We stayed at a “Boerderidj” – a farm house. It was a special vacation house, not sleeping in a cow barn for us city folk. It is a 2 story vacation condo, with 3 bedrooms, and a well equipped living room and kitchen. The farm overlooks flowing green meadows, with cow mooing in the distance, and boats sailing by little canals all around. Our landlady said as a child she sailed a boat to school until they built more modern roadways.

As well as Rob and I, we went with Jan and Nettie (Rob’s Mom and Dad), and his sister Femke, her husband Thomas, and they’re nephew Quinten (who is just about 1 year old). Quinten was the center of attention, smiling and cooing, and keeping everyone on they’re toes. He is crawling, so we all had to watch he did not crawl into a table, stove, or wandering cow. Yes Mom, I hear that, I did get some practice holding and feeding him.

In the daytime, we went biking and sailing in the countryside and saw 2 of the 11 cities in Friesland. In the evening, Rob’s family taught me dutch card games, and we had dinner at the vacation cottage. On Friday, we had a delicious Italian pasta with Blue Cheese, and on Saturday dutch pancakes. The dutch eat panckes for dinner. I can see where Rob gets his cooking abilities, everything was delicious. I helped cut an peel, so maybe a bit of cooking skill got absorbed by osmosis.

I found out that in LA we have car traffic jams, and in Holland there are boat traffic jams. All the waterways (and there are a lot) are spanned by car bridges. All the boats line up and wait for the bridge to be raised on a scheduled basis. At peak time, there were about 50 boats all lined up for passage. I felt sorry for them on Saturday when the bridge guy took an unposted lunch break, so they were there for a few hours until he came back.

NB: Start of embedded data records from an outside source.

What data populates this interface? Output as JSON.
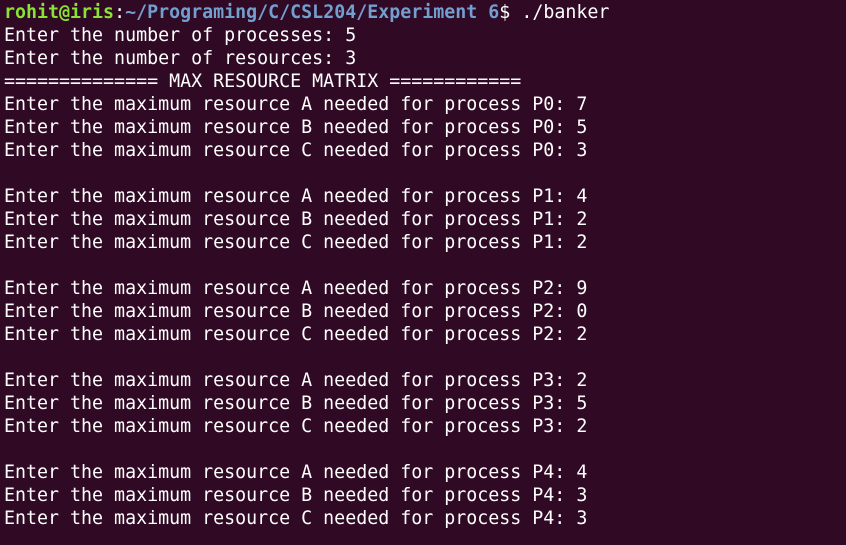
{
  "prompt": {
    "user_host": "rohit@iris",
    "separator": ":",
    "path": "~/Programing/C/CSL204/Experiment 6",
    "dollar": "$ ",
    "command": "./banker"
  },
  "output_lines": [
    "Enter the number of processes: 5",
    "Enter the number of resources: 3",
    "============== MAX RESOURCE MATRIX ============",
    "Enter the maximum resource A needed for process P0: 7",
    "Enter the maximum resource B needed for process P0: 5",
    "Enter the maximum resource C needed for process P0: 3",
    "",
    "Enter the maximum resource A needed for process P1: 4",
    "Enter the maximum resource B needed for process P1: 2",
    "Enter the maximum resource C needed for process P1: 2",
    "",
    "Enter the maximum resource A needed for process P2: 9",
    "Enter the maximum resource B needed for process P2: 0",
    "Enter the maximum resource C needed for process P2: 2",
    "",
    "Enter the maximum resource A needed for process P3: 2",
    "Enter the maximum resource B needed for process P3: 5",
    "Enter the maximum resource C needed for process P3: 2",
    "",
    "Enter the maximum resource A needed for process P4: 4",
    "Enter the maximum resource B needed for process P4: 3",
    "Enter the maximum resource C needed for process P4: 3"
  ],
  "colors": {
    "background": "#300a24",
    "text": "#ffffff",
    "prompt_user": "#8ae234",
    "prompt_path": "#729fcf"
  }
}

We luckily had a way around this bridge problem. Rob’s family rented a small sailboat with a mast that can be lowered. I got freaked out as we approached the bridge with mast still up. The seasoned sailors calmly tossed lines around and lowered the mast as the bridge was quicly approaching while I helped keep the baby out of the way. In fact, that is what I did most of the time…enjoy the scenery and all the colourful boats, and make sure Quinten did not decide to swim to the next boat to say hello.

We sailed in narrow canals, and on a large lake with hundreds of brightly colored boats. It was very beautiful. There were many kinds of sail boats that rob described, and I can only say they all looked like pretty boats but could not name the types if you paid me 500 books. We say a few 100 year old wooden boats of the Frisian type too. I’ll post a photo later.

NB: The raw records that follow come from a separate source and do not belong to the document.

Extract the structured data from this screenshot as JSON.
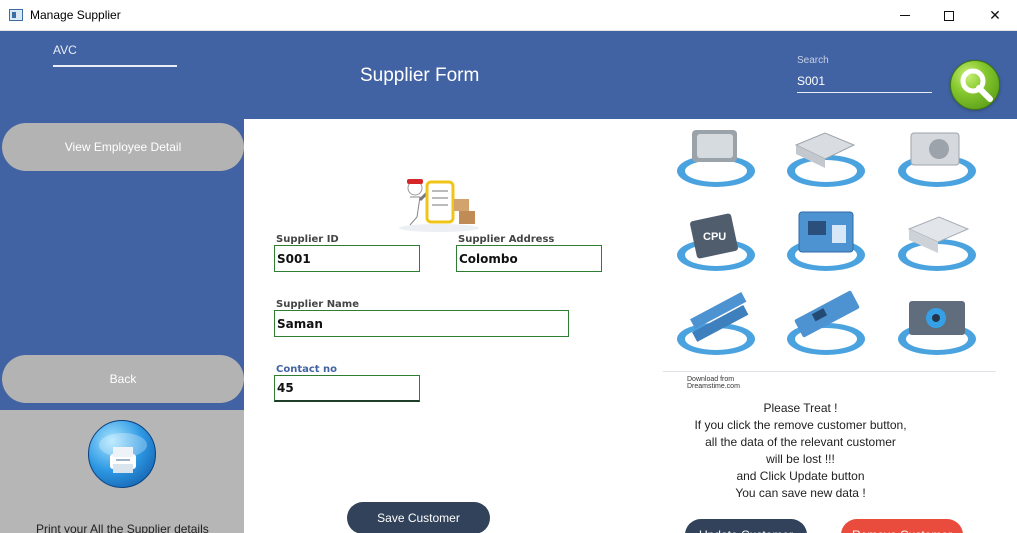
{
  "window": {
    "title": "Manage Supplier"
  },
  "header": {
    "user": "AVC",
    "form_title": "Supplier Form",
    "search_label": "Search",
    "search_value": "S001"
  },
  "sidebar": {
    "view_button": "View Employee Detail",
    "back_button": "Back",
    "print_caption": "Print your All the Supplier details"
  },
  "form": {
    "supplier_id_label": "Supplier ID",
    "supplier_id": "S001",
    "supplier_address_label": "Supplier Address",
    "supplier_address": "Colombo",
    "supplier_name_label": "Supplier Name",
    "supplier_name": "Saman",
    "contact_label": "Contact no",
    "contact": "45"
  },
  "buttons": {
    "save": "Save Customer",
    "update": "Update Customer",
    "remove": "Remove Customer"
  },
  "hardware_image": {
    "cpu_label": "CPU",
    "download_text": "Download from",
    "site_text": "Dreamstime.com"
  },
  "notice": {
    "heading": "Please Treat !",
    "line1": "If you click the remove customer button,",
    "line2": "all the data of the relevant customer",
    "line3": "will be lost !!!",
    "line4": "and Click Update button",
    "line5": "You can save new data !"
  },
  "colors": {
    "header_blue": "#4263a3",
    "save_button": "#31425a",
    "remove_button": "#e94b3c",
    "input_border": "#2e7d32"
  },
  "icons": {
    "app": "app-window-icon",
    "search": "magnifier-icon",
    "print": "printer-icon",
    "logo": "delivery-robot-icon"
  }
}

We sailed both days, and also biked to a near by town. I defiantly learned that I need a kid’s bike. The landlord said “oh yeah, we have a small ladies bike, no problem”. But…a small dutch lady is still about 5 inches taller than me…so I priced biking endpoint, ballerina style, for the ½ hour ride into town.

We visited the largest town there, Snake, where there was a sailing regatta, so lots of pretty boats to see. We visited one of the Water Towers. A hundred years ago, there were water bridges that charded a fee for boats to come into town. This is the only remaining one, and it looks a little like the Disney Land castle. The barges used to go up and down the canals delivering food, goods and cows, as there were few roads. We saw some barges, where an entire family lived in a tiny cabin. I’m glad Rob is an engineer, not a Barge captain. My books would never fit in that tiny cabin!

Some random trivia of the area I learned: Frisian houses have a house in front and attached barn in back. The house is painted black, and the barn red. Black was historically more expensive paint, so you put the expensive paint on the front. Some houses have weathervanes that look like swans. These were special grants from the king allowing those house owners to hunt and eat the swans. Also, we passed a tiny 3 lane village that proudly says it’s a city because the King long ago granted them the right to call themselves a city – even though less than 2000 people live there. Rob’s parents live in a “village” of over 20,000…but since they don’t have a grant from the royalty to call themselves a town, they are a village.

All in all, it was a wonderful welcome by the Family Kaptein for me.